The sudden en-masse deaths of thousands of birds in the Southern U.S. on the night of New Year's Eve have created a frenzy of media attention, but in reality hardly compare to the massive number that die each year because of human activity.
Shortly after midnight on January 1st, thousands of red-winged blackbirds fell from the sky in Beebe, Arkansas. Some were outright dead, others mortally wounded, all were found to have suffered severe injury through blunt-force trauma. While there has been speculation around a number of hypotheses including a climate change-driven weather phenomenon and even a fluctuation in the earth's magnetism, as usual the most obvious solution is the most likely: fireworks set off by people celebrating the holiday flushed the birds into the air where, unable to see, they collided with houses, trees, and each other.
However, these deaths represent just a fraction of the true impact humans have on birdlife.
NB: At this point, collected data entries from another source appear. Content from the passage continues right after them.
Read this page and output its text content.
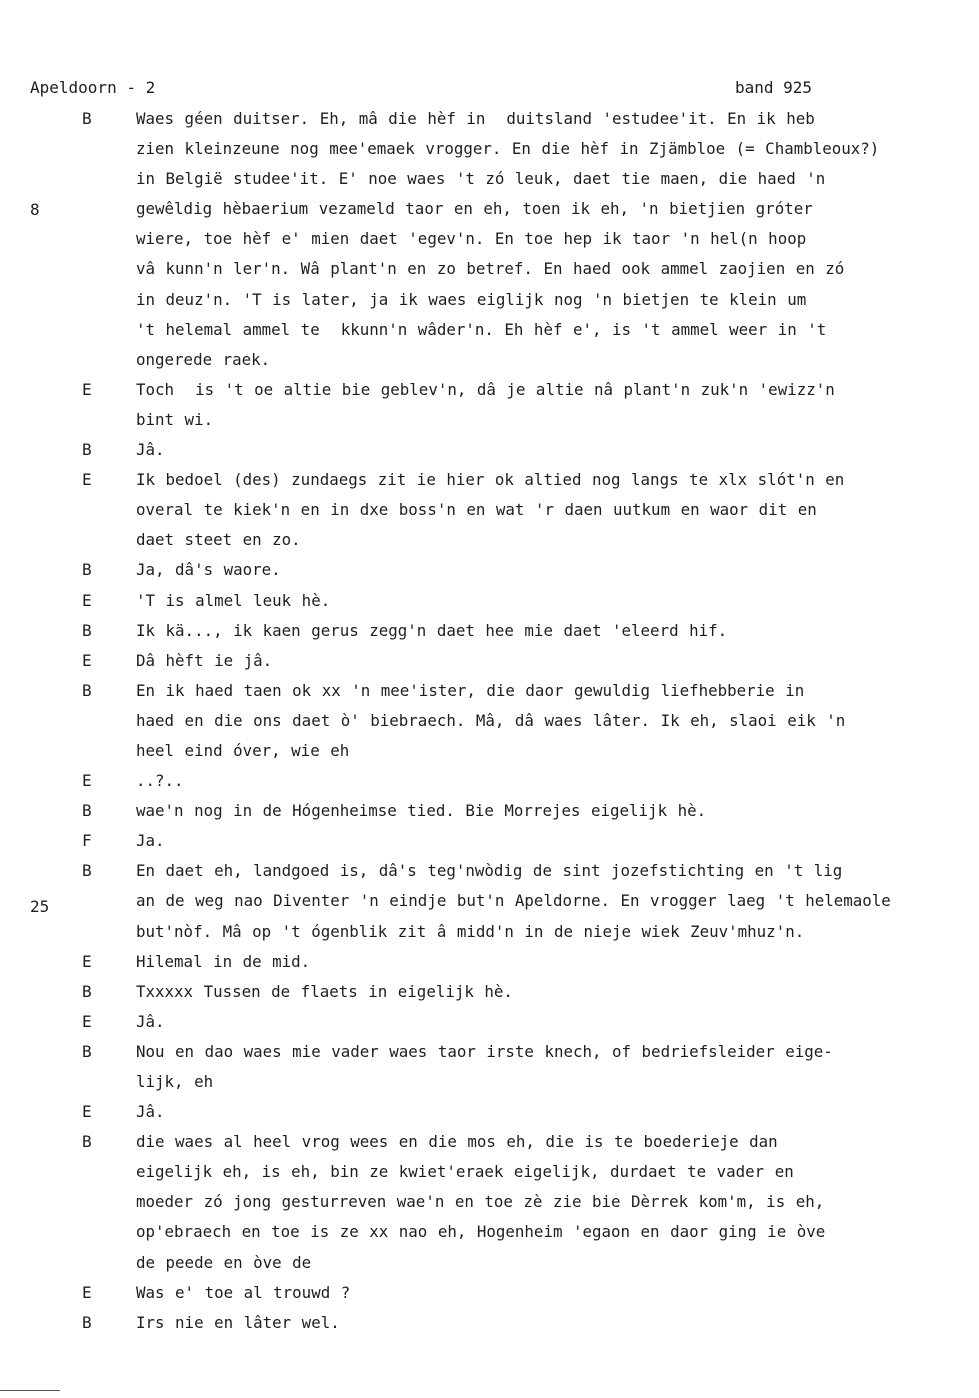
Apeldoorn - 2	band 925
8
25
B	Waes géen duitser. Eh, mâ die hèf in  duitsland 'estudee'it. En ik heb
zien kleinzeune nog mee'emaek vrogger. En die hèf in Zjämbloe (= Chambleoux?)
in België studee'it. E' noe waes 't zó leuk, daet tie maen, die haed 'n
gewêldig hèbaerium vezameld taor en eh, toen ik eh, 'n bietjien gróter
wiere, toe hèf e' mien daet 'egev'n. En toe hep ik taor 'n hel(n hoop
vâ kunn'n ler'n. Wâ plant'n en zo betref. En haed ook ammel zaojien en zó
in deuz'n. 'T is later, ja ik waes eiglijk nog 'n bietjen te klein um
't helemal ammel te  kkunn'n wâder'n. Eh hèf e', is 't ammel weer in 't
ongerede raek.
E	Toch  is 't oe altie bie geblev'n, dâ je altie nâ plant'n zuk'n 'ewizz'n
bint wi.
B	Jâ.
E	Ik bedoel (des) zundaegs zit ie hier ok altied nog langs te xlx slót'n en
overal te kiek'n en in dxe boss'n en wat 'r daen uutkum en waor dit en
daet steet en zo.
B	Ja, dâ's waore.
E	'T is almel leuk hè.
B	Ik kä..., ik kaen gerus zegg'n daet hee mie daet 'eleerd hif.
E	Dâ hèft ie jâ.
B	En ik haed taen ok xx 'n mee'ister, die daor gewuldig liefhebberie in
haed en die ons daet ò' biebraech. Mâ, dâ waes lâter. Ik eh, slaoi eik 'n
heel eind óver, wie eh
E	..?..
B	wae'n nog in de Hógenheimse tied. Bie Morrejes eigelijk hè.
F	Ja.
B	En daet eh, landgoed is, dâ's teg'nwòdig de sint jozefstichting en 't lig
an de weg nao Diventer 'n eindje but'n Apeldorne. En vrogger laeg 't helemaole
but'nòf. Mâ op 't ógenblik zit â midd'n in de nieje wiek Zeuv'mhuz'n.
E	Hilemal in de mid.
B	Txxxxx Tussen de flaets in eigelijk hè.
E	Jâ.
B	Nou en dao waes mie vader waes taor irste knech, of bedriefsleider eige-
lijk, eh
E	Jâ.
B	die waes al heel vrog wees en die mos eh, die is te boederieje dan
eigelijk eh, is eh, bin ze kwiet'eraek eigelijk, durdaet te vader en
moeder zó jong gesturreven wae'n en toe zè zie bie Dèrrek kom'm, is eh,
op'ebraech en toe is ze xx nao eh, Hogenheim 'egaon en daor ging ie òve
de peede en òve de
E	Was e' toe al trouwd ?
B	Irs nie en lâter wel.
"There are many human-related causes of bird mortality including buildings, outdoor cats, pesticides, communication towers, automobiles, wind farms, and lead poisoning from spent ammunition and lost fishing tackle." said American Bird Conservancy Vice President, Mike Parr. "But because most of the deaths from those sources often occur in ones or twos, they often go unnoticed or unreported."
In total, says Parr, studies have estimated that up to one billion birds may be killed annually due to collisions with buildings. Another billion fall prey to domestic cats. Up to 50 million birds are killed each year after hitting communications towers, and pesticide poisoning has been linked to the deaths of up to 15 million birds each year.